Molecole di ftalati, composti chimici usati nell’industria della plastica per migliorarne flessibilità e modellabilità, sono presenti nel particolato atmosferico. A dirlo è stato qualche tempo fa Alessandro Miani, presidente della Società Italiana di Medicina Ambientale (SIMA). “Si ritiene che in ambienti indoor, causa anche il minor ricambio d’aria, la loro concentrazione sia maggiore in quanto si tratta di molecole che si liberano nell’aria per usura di arredi e manufatti plastici, normalmente presenti nelle stanze di case e uffici – è stato il suo commento”.

Sempre secondo l’esperto, queste molecole disperse nell’aria potrebbero favorire la liberazione di sostanze in grado di interferire con l’organismo e alterare l’equilibrio ormonale, che è fondamentale per lo sviluppo del feto, per la crescita del bambino, per lo sviluppo sessuale e per le attività riproduttive. “Più esposta al rischio dunque è la fascia di popolazione più debole: neonati, bambini e giovani adolescenti – ricorda Miani”.

Gli interferenti endocrini impattano sull’uomo

Bisogna avere più attenzione all’ambiente nel quale viviamo, contaminato da numerose sostanze chimiche. Numerosi studi epidemiologici e su modelli biologici hanno suggerito la possibile interferenza di queste sostanze sui sistemi ormonali dell’uomo.  Ftalati, pesticidi e fitoestrogeni possono comportarsi da interferenti endocrini: “mimano” ormoni come gli estrogeni e gli androgeni presenti nell’organismo e in questo modo influenzano pesantemente gli equilibri ormonali.

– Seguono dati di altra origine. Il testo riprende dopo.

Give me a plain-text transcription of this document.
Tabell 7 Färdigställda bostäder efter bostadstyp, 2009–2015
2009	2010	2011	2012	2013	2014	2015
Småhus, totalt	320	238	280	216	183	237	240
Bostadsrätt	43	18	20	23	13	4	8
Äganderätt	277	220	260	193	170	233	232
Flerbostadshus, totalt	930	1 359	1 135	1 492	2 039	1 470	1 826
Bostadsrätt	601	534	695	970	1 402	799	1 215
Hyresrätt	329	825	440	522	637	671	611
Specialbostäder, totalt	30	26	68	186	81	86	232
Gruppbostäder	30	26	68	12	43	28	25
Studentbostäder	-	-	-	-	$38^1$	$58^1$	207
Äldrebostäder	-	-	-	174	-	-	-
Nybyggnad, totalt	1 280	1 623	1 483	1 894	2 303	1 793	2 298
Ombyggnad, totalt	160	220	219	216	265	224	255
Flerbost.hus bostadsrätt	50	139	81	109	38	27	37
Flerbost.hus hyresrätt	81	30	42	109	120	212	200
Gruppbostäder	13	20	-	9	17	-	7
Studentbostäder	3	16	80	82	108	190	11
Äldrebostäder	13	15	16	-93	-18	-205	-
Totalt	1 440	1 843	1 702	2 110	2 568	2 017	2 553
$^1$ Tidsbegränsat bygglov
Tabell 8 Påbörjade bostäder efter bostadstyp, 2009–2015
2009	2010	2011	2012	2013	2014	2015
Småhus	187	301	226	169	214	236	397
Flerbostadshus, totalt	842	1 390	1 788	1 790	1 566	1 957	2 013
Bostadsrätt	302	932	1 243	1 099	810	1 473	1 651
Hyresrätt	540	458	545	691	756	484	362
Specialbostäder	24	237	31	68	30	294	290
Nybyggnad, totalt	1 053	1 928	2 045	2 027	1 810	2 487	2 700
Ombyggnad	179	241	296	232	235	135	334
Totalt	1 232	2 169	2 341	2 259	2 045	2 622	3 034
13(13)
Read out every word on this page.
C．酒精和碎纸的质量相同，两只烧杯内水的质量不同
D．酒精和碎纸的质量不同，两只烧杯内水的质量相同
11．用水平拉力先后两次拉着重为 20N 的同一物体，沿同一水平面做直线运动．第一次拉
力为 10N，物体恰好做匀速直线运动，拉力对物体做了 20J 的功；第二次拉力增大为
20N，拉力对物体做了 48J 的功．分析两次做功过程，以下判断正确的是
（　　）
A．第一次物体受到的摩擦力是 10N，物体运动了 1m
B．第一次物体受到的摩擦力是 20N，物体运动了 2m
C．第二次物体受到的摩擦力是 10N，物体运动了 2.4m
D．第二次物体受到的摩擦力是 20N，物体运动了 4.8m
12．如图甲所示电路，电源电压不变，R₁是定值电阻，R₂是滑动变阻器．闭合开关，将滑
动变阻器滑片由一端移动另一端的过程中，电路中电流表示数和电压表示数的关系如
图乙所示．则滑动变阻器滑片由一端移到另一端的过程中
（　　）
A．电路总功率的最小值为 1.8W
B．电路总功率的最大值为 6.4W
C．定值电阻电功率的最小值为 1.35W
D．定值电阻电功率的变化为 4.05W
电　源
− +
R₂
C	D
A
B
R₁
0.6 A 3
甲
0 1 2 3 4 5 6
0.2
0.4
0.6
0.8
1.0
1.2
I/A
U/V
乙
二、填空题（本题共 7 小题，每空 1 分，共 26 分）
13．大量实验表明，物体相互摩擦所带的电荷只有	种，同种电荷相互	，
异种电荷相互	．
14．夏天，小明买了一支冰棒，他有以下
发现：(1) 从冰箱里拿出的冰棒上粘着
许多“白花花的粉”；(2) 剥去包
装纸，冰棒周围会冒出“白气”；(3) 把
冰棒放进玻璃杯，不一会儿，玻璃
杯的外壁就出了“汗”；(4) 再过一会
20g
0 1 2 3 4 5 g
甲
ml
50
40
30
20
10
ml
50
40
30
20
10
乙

È importante preservare la funzione sessuale e la fertilità con scelte alimentari sempre più consapevoli, cercando per esempio di dare la preferenza a cibi biologici e che non siano imballati in plastiche. Gli effetti delle sostanze chimiche presenti nei cibi possono sommarsi a quelli di altri elementi ambientali e dello stile di vita che minacciano la salute sessuale maschile, dal fumo alle malattie sessualmente trasmesse: per tutelare il proprio benessere, gli uomini dovrebbero perciò rivolgersi con fiducia all’andrologo per una valutazione precisa della propria situazione e per avere consigli su misura rispetto alle proprie abitudini di vita e a tavola.